Google claims to have recently fended off the largest ever HTTPS-based distributed denial of service attack, which peaked at 46 million requests per second. According to the cloud provider, the DDoS attack was quickly detected and stopped at the edge of Google’s network, and the customer was not impacted.
The attack happened on June 1st, when Google Cloud absorbed a Layer 7 DDoS attack that was larger than the DDoS attack reported in June by Cloudflare, so far the largest one on record. A distributed attack starting at 10000 rps began targeting a Google Cloud HTTP/S Load Balancer, growing first to 100000 rps and up to a peak of 46 million rps in just a few minutes. Emil Kiner, senior product manager at Google, and Satya Konduru, technical lead at Google, write:
To give a sense of the scale of the attack, that is like receiving all the daily requests to Wikipedia (one of the top 10 trafficked websites in the world) in just 10 seconds.

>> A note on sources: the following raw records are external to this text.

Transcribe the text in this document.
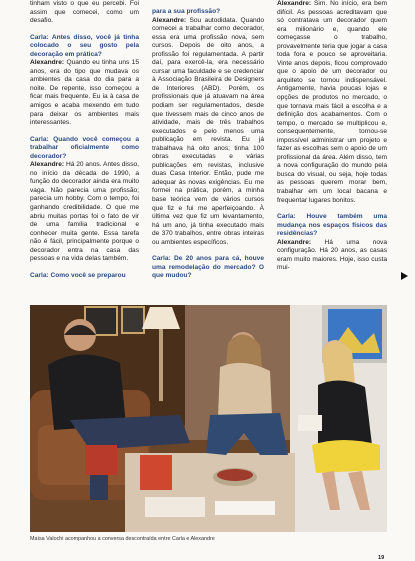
tinham visto o que eu percebi. Foi assim que comecei, como um desafio.

Carla: Antes disso, você já tinha colocado o seu gosto pela decoração em prática?

Alexandre: Quando eu tinha uns 15 anos, era do tipo que mudava os ambientes da casa do dia para a noite. De repente, isso começou a ficar mais frequente. Eu ia à casa de amigos e acaba mexendo em tudo para deixar os ambientes mais interessantes.

Carla: Quando você começou a trabalhar oficialmente como decorador?

Alexandre: Há 20 anos. Antes disso, no início da década de 1990, a função do decorador ainda era muito vaga. Não parecia uma profissão; parecia um hobby. Com o tempo, foi ganhando credibilidade. O que me abriu muitas portas foi o fato de vir de uma família tradicional e conhecer muita gente. Essa tarefa não é fácil, principalmente porque o decorador entra na casa das pessoas e na vida delas também.

Carla: Como você se preparou

para a sua profissão?

Alexandre: Sou autodidata. Quando comecei a trabalhar como decorador, essa era uma profissão nova, sem cursos. Depois de oito anos, a profissão foi regulamentada. A partir daí, para exercê-la, era necessário cursar uma faculdade e se credenciar à Associação Brasileira de Designers de Interiores (ABD). Porém, os profissionais que já atuavam na área podiam ser regulamentados, desde que tivessem mais de cinco anos de atividade, mais de três trabalhos executados e pelo menos uma publicação em revista. Eu já trabalhava há oito anos; tinha 100 obras executadas e várias publicações em revistas, inclusive duas Casa Interior. Então, pude me adequar às novas exigências. Eu me formei na prática, porém, a minha base teórica vem de vários cursos que fiz e fui me aperfeiçoando. À última vez que fiz um levantamento, há um ano, já tinha executado mais de 370 trabalhos, entre obras inteiras ou ambientes específicos.

Carla: De 20 anos para cá, houve uma remodelação do mercado? O que mudou?

Alexandre: Sim. No início, era bem difícil. As pessoas acreditavam que só contratava um decorador quem era milionário e, quando ele começasse o trabalho, provavelmente teria que jogar a casa toda fora e pouco se aproveitaria. Vinte anos depois, ficou comprovado que o apoio de um decorador ou arquiteto se tornou indispensável. Antigamente, havia poucas lojas e opções de produtos no mercado, o que tornava mais fácil a escolha e a definição dos acabamentos. Com o tempo, o mercado se multiplicou e, consequentemente, tornou-se impossível administrar um projeto e fazer as escolhas sem o apoio de um profissional da área. Além disso, tem a nova configuração do mundo pela busca do visual, ou seja, hoje todas as pessoas querem morar bem, trabalhar em um local bacana e frequentar lugares bonitos.

Carla: Houve também uma mudança nos espaços físicos das residências?

Alexandre: Há uma nova configuração. Há 20 anos, as casas eram muito maiores. Hoje, isso custa mui-

Maísa Valochi acompanhou a conversa descontraída entre Carla e Alexandre
19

Cloud Armor Adaptive Protection was used to detect and analyze the traffic early in the attack lifecycle, alerting the customer with a protective rule before the attack ramped up to its peak size. Deepak Kumar, senior director of engineering at Tellius, comments:
Largest DDoS attack in history was stopped by one managed service offering called Cloud Armor. Rich set of WAF rules on tools such as AWS WAF or Cloud Armor help block the attacks. This should be part of the architecture, especially if you are into SaaS offering.
Source: https://cloud.google.com/blog/products/identity-security/how-google-cloud-blocked-largest-layer-7-ddos-attack-at-46-million-rps
Kiner and Konduru provide some details on how the attack was performed:
There were 5256 source IPs from 132 countries contributing to the attack. Approximately 22% of the source IPs corresponded to Tor exit nodes, although the request volume coming from those nodes represented just 3% of the traffic. (...) The geographic distribution and types of unsecured services leveraged to generate the attack matches the Mēris family of attacks. Known for its massive attacks that have broken DDoS records, the Mēris method abuses unsecured proxies to obfuscate the true origin of the attacks.
In a previous article describing the exponential growth in DDoS attack volumes on cloud providers and the key metrics of volumetric attacks, Damian Menscher, security reliability engineer at Google, writes:
The exponential growth across all metrics is apparent, often generating alarmist headlines as attack volumes grow. But we need to factor in the exponential growth of the internet itself, which provides bandwidth and compute to defenders as well. After accounting for the expected growth, the results are less concerning, though still problematic.
According to the cloud provider, the attack ended after 69 minutes when the attacker likely determined they were not having the desired impact while incurring significant expenses The name of the targeted customer on Google Cloud has not been disclosed.